Panamanian fans are still seething (with good reason) after thinking they got robbed by officials in a Gold Cup semifinal loss to Mexico. And U.S. fans are still fretting after watching their team lose 2-1 to Jamaica in the semis, just their second loss to the Reggae Boyz in 23 meetings and first loss to a Caribbean team on U.S. soil since 1969.
But the Gold Cup final goes on Sunday despite their complaints, as Mexico takes on Jamaica at Lincoln Financial Field in Philadelphia at 7:30 p.m. A sellout crowd of 66,000 is expected, and the match will be televised on Fox Sports 1.
The winner plays the United States on Oct. 9 at a site to be determined for a berth in the 2017 Confederations Cup in Russia, a tune-up tournament for the 2018 World Cup.
Upstart Jamaica is playing for its first Gold Cup title Sunday, and Mexico will try to redeem itself after getting help from questionable referee decisions in the quarterfinal win over Costa Rica and semifinal win over Panama.
Mexican coach Miguel Herrera, whose charisma and sideline celebrations earned him a cult following during the 2014 World Cup, is under fire. His team has underperformed of late and is lucky to be in the final. The fact that Mexico needed penalty kicks in the 89th and 105th minutes to get past a Panama team playing with 10 men is evidence enough that Herrera’s team is not playing to potential.
Herrera hopes to get Giovanni dos Santos back into the lineup. He was injured in the final match of the group stage, and his absence has been felt.
The Mexicans are facing a Jamaican team brimming with pride and confidence after the upset of the Americans. Yes, the Reggae Boyz were outshot 10-3 and scored their two goals on a throw-in and a free kick, but Jamaica is a much-improved team under German coach Winfried Schafer.
Jamaica went 0-3 in the Copa America earlier this summer, but all three losses — to Argentina, Uruguay and Paraguay — were by scores of 1-0. In the Gold Cup, the Jamaicans tied Costa Rica 2-2 and then beat Canada, El Salvador, Haiti and the United States.
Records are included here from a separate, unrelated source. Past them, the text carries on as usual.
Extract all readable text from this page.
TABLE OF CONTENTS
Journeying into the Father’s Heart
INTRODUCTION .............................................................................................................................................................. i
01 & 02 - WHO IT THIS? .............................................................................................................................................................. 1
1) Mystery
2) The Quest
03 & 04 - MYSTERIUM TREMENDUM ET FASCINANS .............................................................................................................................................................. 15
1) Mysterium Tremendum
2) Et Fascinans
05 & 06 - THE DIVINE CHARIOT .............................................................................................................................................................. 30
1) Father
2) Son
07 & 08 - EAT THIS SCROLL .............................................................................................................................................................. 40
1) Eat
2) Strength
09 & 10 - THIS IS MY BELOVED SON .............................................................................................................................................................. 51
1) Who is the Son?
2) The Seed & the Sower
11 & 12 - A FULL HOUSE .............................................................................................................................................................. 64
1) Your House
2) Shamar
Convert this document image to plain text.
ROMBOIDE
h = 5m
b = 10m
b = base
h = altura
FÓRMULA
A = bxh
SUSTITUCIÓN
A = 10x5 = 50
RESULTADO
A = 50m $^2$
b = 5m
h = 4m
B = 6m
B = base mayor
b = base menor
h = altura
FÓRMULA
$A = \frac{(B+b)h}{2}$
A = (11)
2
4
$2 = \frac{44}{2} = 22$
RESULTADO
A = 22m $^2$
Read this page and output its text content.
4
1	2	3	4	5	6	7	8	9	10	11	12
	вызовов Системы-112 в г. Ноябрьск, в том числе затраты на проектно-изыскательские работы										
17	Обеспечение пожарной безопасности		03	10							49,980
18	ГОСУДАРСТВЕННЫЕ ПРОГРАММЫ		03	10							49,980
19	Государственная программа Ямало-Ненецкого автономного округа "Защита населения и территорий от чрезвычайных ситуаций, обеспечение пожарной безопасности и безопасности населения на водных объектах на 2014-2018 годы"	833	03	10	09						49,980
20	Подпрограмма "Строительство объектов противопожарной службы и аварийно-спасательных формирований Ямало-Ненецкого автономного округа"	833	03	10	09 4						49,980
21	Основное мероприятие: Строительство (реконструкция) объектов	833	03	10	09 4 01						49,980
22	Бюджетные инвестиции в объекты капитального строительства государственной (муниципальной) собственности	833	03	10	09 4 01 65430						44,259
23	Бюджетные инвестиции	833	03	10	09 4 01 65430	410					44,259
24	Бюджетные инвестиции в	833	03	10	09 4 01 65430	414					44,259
Darren Mattocks and Giles Barnes have shown they can create trouble for shaky defenders.
The Reggae Boyz are for real, and Mexico could be in for a tough night.
As for Team USA, coach Jurgen Klinsmann doesn’t seem to be panicking. Nor should he. His team survived a very tough group at the Brazil World Cup last summer and has beaten Italy, Mexico, Germany and Netherlands during his tenure. He has three years left on his contract, and one loss to Jamaica should not put his job in danger.
“We lost [the Jamaica] game with two set pieces that we conceded, it’s as simple as that,” Klinsmann said. “Then we had enough chances to put three, four, five in there. They didn’t do that, and that’s why at the end of the day we lost it. Unfortunate, but it’s reality. We have to swallow that pill.”
▪ MLS All-Star week: Major League Soccer takes a break for the All-Star Game on Wednesday in Denver between the MLS All-Star team and the English Premier League’s Tottenham Hotspur (9 p.m., Fox Sports 1). League newcomers Steven Gerrard (Los Angeles Galaxy) and Frank Lampard (NYCFC) are on the All-Star squad, along with Kaká (Orlando), David Villa (NYCFC), Clint Dempsey (Seattle) and Michael Bradley (Toronto).
The MLS Board of Governors will be in Denver and is expected to meet with David Beckham’s investment group about negotiations for a Miami MLS stadium next to Marlins Park. Talks of a Miami franchise heated up last week when Beckham’s group settled on the stadium site.